The Jews loved to appeal to their descent from Abraham to prove they were God’s children. Paul reminded them that only those who exercised faith as Abraham did are truly his descendants. Being a physical descendant would not help them as they thought. One must be a spiritual descendant, and this comes by following Abraham’s example of faith in God.

Paul continues by saying the Gospel message was preached beforehand to Abraham. God promised Abraham that all nations would be blessed in him. This included the Gentiles, the ones who for many generations Jews thought could not be saved without adopting Jewish ways. Paul says the Scripture foresaw that God would justify the Gentiles by faith. The Gospel is good news, and the good news is that God accepts us through faith and no other way.

It is only human that we try to save ourselves. We want to pat ourselves on the back and think it is something we have done. The Jews put great stock in circumcision and physical descent from Abraham, but we can be just as guilty of placing our trust in other things besides faith. It does not matter how godly our parents or grandparents were or how rich our physical lineage is. If we don’t have faith, God does not accept us. God saves no racial, ethnic, or social group because of their identity. Faith saves all, and the example of Abraham proves this.

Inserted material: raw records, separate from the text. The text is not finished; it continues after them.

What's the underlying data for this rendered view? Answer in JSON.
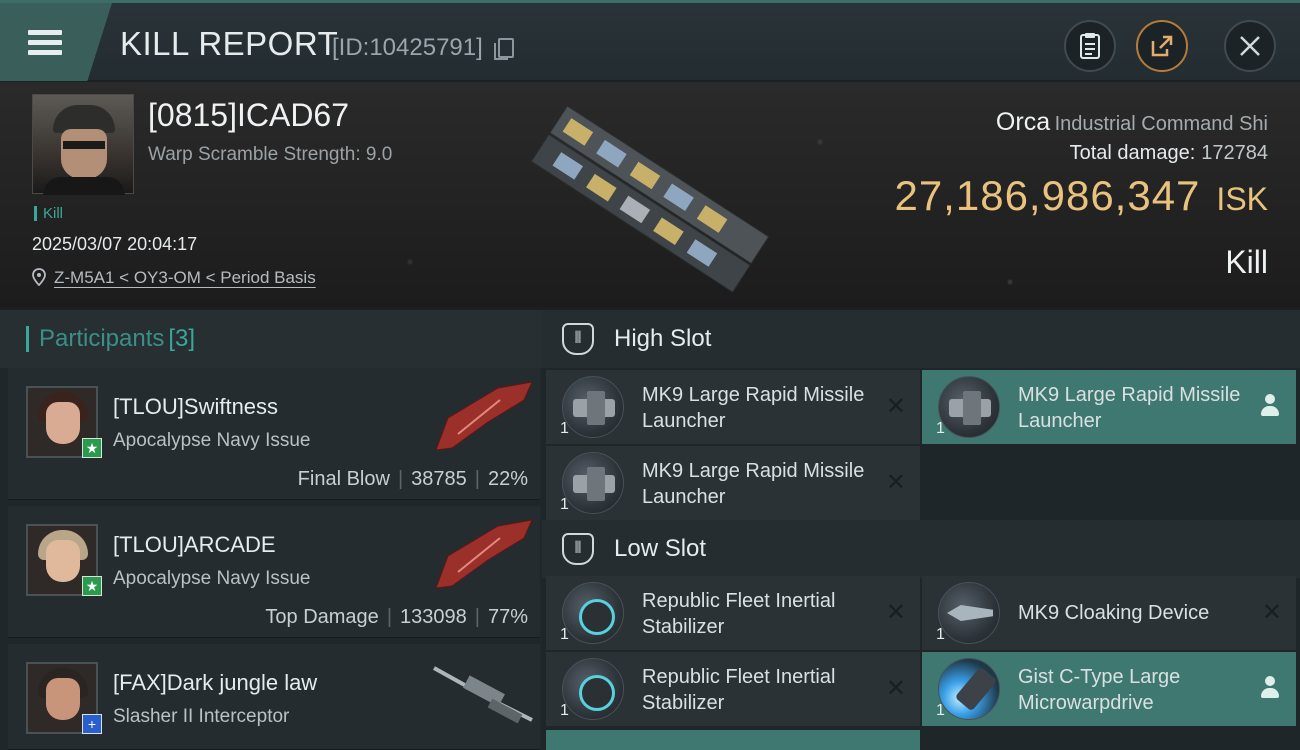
{
  "header": {
    "title": "KILL REPORT",
    "report_id": "[ID:10425791]",
    "icons": [
      "menu-icon",
      "copy-icon",
      "clipboard-icon",
      "share-icon",
      "close-icon"
    ]
  },
  "victim": {
    "name": "[0815]ICAD67",
    "warp_scramble": "Warp Scramble Strength: 9.0",
    "tag": "Kill",
    "datetime": "2025/03/07 20:04:17",
    "location": "Z-M5A1 < OY3-OM < Period Basis",
    "ship_name": "Orca",
    "ship_class": "Industrial Command Shi",
    "total_damage_label": "Total damage:",
    "total_damage_value": "172784",
    "isk_value": "27,186,986,347",
    "isk_unit": "ISK",
    "result": "Kill"
  },
  "participants": {
    "label": "Participants",
    "count": "[3]",
    "items": [
      {
        "name": "[TLOU]Swiftness",
        "ship": "Apocalypse Navy Issue",
        "stat_label": "Final Blow",
        "damage": "38785",
        "percent": "22%"
      },
      {
        "name": "[TLOU]ARCADE",
        "ship": "Apocalypse Navy Issue",
        "stat_label": "Top Damage",
        "damage": "133098",
        "percent": "77%"
      },
      {
        "name": "[FAX]Dark jungle law",
        "ship": "Slasher II Interceptor"
      }
    ]
  },
  "slots": {
    "high": {
      "label": "High Slot",
      "modules": [
        {
          "name": "MK9 Large Rapid Missile Launcher",
          "qty": "1"
        },
        {
          "name": "MK9 Large Rapid Missile Launcher",
          "qty": "1"
        },
        {
          "name": "MK9 Large Rapid Missile Launcher",
          "qty": "1"
        }
      ]
    },
    "low": {
      "label": "Low Slot",
      "modules": [
        {
          "name": "Republic Fleet Inertial Stabilizer",
          "qty": "1"
        },
        {
          "name": "MK9 Cloaking Device",
          "qty": "1"
        },
        {
          "name": "Republic Fleet Inertial Stabilizer",
          "qty": "1"
        },
        {
          "name": "Gist C-Type Large Microwarpdrive",
          "qty": "1"
        }
      ]
    }
  },
  "colors": {
    "accent": "#3aa79a",
    "isk_gold": "#e9c27d",
    "teal_row": "#3f7870",
    "close_orange": "#b67a3a"
  }
}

Paul said those who labor under the law—trusting in it for salvation—are cursed. To be saved by the law, one would have to perfectly obey it. This is impossible because of our sinful nature. To obey the law of God perfectly, we would have to be perfect—and this we are not. What the Judaizers trusted in for their salvation they could not accomplish. Not only did God declare Abraham righteous fourteen years before circumcision, but it was also over 500 years later before God gave the Law to Moses at Sinai.

The ancient rabbis were so convinced that salvation came by obeying the law that they tried to prove God somehow revealed the law to the patriarchs and other saints who lived before Moses—a belief they could not prove.

Paul says all who labor under the law are under a curse: they must keep all the law for God to accept them. The history of the Jews themselves should have proved this was impossible. The Judaizers were placing themselves under the wrath of God, rather than his blessings, by teaching one must obey the law to gain God’s acceptance.

Paul quotes from the Old Testament book of Habakkuk to prove this is false. Habakkuk wrote; “The righteous person shall live by faith” (Habakkuk 2:4). The way of law and faith are mutually exclusive. They cannot happen at the same time and place. It is either one way or the other, and Paul says it is by faith.